Die gestrige Erklärung von Gerhard Schröder beweist: Im Kanzleramt und in der SPD-Zentrale herrscht Panik. Seine Erklärung erklärt nämlich gar nichts. Wenn sie überhaupt etwas stiften kann, dann allenfalls zusätzliche Verwirrung. Das war ja aber wohl nicht Sinn der Sache. Wessen Schuld ist das? Und woran liegt es? Zur Erinnerung: Die Ankündigung vorgezogener Neuwahlen wurde zunächst von allen politischen Lagern erleichtert begrüßt. Es herrschte Übereinstimmung darüber, dass die Lähmung aller Institutionen nicht im Interesse des Landes liegt. Ist diese Ansicht falsch, nur weil die SPD sich gerade selbst zerlegt?

 In ersten Reaktionen wurde Schröders Schritt als „mutig“ bezeichnet. Im Erfolgsfall wird Mut honoriert. Im Falle einer Niederlage fallen den Leuten plötzlich andere Begriffe dafür ein. Tollkühnheit beispielsweise oder Zockermentalität oder Leichtsinn. Wer aus scheinbar aussichtsloser Lage heraus einen Befreiungsschlag wagt, weiß niemals, ob er gewinnen wird. Wäre es anders, dann handelte es sich weniger um einen Befreiungsschlag, als um eine klug geplante Strategie. So hat nun wirklich niemand die Ankündigung interpretiert, vorzeitig Neuwahlen herbeiführen zu wollen. Sondern eben als mutig.

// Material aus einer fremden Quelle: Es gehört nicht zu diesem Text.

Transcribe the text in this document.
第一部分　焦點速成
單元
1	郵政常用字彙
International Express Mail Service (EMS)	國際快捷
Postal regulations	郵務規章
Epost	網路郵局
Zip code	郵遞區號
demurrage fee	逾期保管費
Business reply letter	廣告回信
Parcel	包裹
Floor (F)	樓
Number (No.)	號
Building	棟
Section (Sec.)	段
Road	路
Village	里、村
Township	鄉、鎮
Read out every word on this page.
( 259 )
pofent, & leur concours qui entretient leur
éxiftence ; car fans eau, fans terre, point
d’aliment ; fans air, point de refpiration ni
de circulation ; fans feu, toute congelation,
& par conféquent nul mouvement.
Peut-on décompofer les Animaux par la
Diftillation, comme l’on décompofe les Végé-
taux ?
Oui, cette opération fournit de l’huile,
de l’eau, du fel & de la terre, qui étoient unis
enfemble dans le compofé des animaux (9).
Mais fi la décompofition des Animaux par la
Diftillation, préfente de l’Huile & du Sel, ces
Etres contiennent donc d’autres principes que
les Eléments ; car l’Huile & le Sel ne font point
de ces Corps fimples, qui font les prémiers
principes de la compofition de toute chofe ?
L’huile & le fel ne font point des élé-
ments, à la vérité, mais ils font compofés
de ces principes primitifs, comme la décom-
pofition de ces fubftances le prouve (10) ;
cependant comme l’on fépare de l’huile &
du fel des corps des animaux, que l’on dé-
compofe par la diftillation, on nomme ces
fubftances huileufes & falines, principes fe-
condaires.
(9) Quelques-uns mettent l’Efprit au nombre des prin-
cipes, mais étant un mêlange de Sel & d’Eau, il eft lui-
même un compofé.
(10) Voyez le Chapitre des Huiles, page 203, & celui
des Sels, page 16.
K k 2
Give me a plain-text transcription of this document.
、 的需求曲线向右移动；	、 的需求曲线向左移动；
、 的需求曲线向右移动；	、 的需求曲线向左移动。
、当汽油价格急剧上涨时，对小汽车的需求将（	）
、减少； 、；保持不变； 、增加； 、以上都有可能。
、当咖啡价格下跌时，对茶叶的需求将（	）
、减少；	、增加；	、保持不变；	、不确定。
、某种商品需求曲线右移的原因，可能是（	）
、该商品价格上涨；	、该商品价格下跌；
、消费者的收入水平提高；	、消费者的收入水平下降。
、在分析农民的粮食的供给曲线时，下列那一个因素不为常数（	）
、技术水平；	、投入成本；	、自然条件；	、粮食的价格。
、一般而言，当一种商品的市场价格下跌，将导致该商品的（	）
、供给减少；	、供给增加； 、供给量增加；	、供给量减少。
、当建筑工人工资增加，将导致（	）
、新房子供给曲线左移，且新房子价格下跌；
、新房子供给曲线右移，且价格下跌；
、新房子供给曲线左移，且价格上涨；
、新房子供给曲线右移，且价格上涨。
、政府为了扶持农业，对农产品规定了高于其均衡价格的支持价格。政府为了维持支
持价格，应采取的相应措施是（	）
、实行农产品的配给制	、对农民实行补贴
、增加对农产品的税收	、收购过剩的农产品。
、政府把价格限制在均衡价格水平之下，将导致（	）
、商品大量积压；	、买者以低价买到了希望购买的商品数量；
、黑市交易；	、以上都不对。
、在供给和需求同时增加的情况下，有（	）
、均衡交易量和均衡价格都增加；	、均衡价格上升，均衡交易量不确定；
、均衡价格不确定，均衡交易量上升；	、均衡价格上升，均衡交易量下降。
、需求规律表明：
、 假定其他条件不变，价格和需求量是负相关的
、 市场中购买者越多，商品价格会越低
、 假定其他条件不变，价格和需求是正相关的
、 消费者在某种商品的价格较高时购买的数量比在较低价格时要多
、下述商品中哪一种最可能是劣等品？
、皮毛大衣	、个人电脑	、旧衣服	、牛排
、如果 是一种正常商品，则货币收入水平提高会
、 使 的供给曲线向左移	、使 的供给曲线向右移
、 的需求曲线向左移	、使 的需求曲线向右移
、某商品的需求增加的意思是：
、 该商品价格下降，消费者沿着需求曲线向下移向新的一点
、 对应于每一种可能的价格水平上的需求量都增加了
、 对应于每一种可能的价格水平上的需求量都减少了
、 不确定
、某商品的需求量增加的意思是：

 Derzeit sieht es so aus, als ob sich Gerhard Schröder und der SPD-Vorsitzende Franz Müntefering verkalkuliert hätten. Mit einigem Aufruhr dürften sie gerechnet haben. Auch mit einem – begrenzten – Autoritätsverlust. Aber wohl doch nicht mit einem derart zerstörerischen Auflösungsprozess, wie ihn die SPD derzeit vorführt. Und auch nicht damit, dass nun fast jeder nur noch auf eigene Rechnung kämpft.

 Muss Schröder deshalb zurücktreten? Wahr ist: Es ist schwer vorstellbar, wie die SPD vor diesem Hintergrund noch mit ihm und Müntefering in den Wahlkampf ziehen will. Wahr ist aber auch: Jeder Wahlkampf ist halsbrecherisch, der gegen einen amtierenden Kanzler aus den eigenen Reihen geführt wird. Man kann Schröder viel vorwerfen. Aber es ist nicht seine Schuld, dass die SPD sich nun in diesem Dilemma befindet. Es ist die Schuld derer, die jetzt Rechnungen beglichen sehen wollen, die sie noch vor kurzem nicht einmal zu stellen wagten.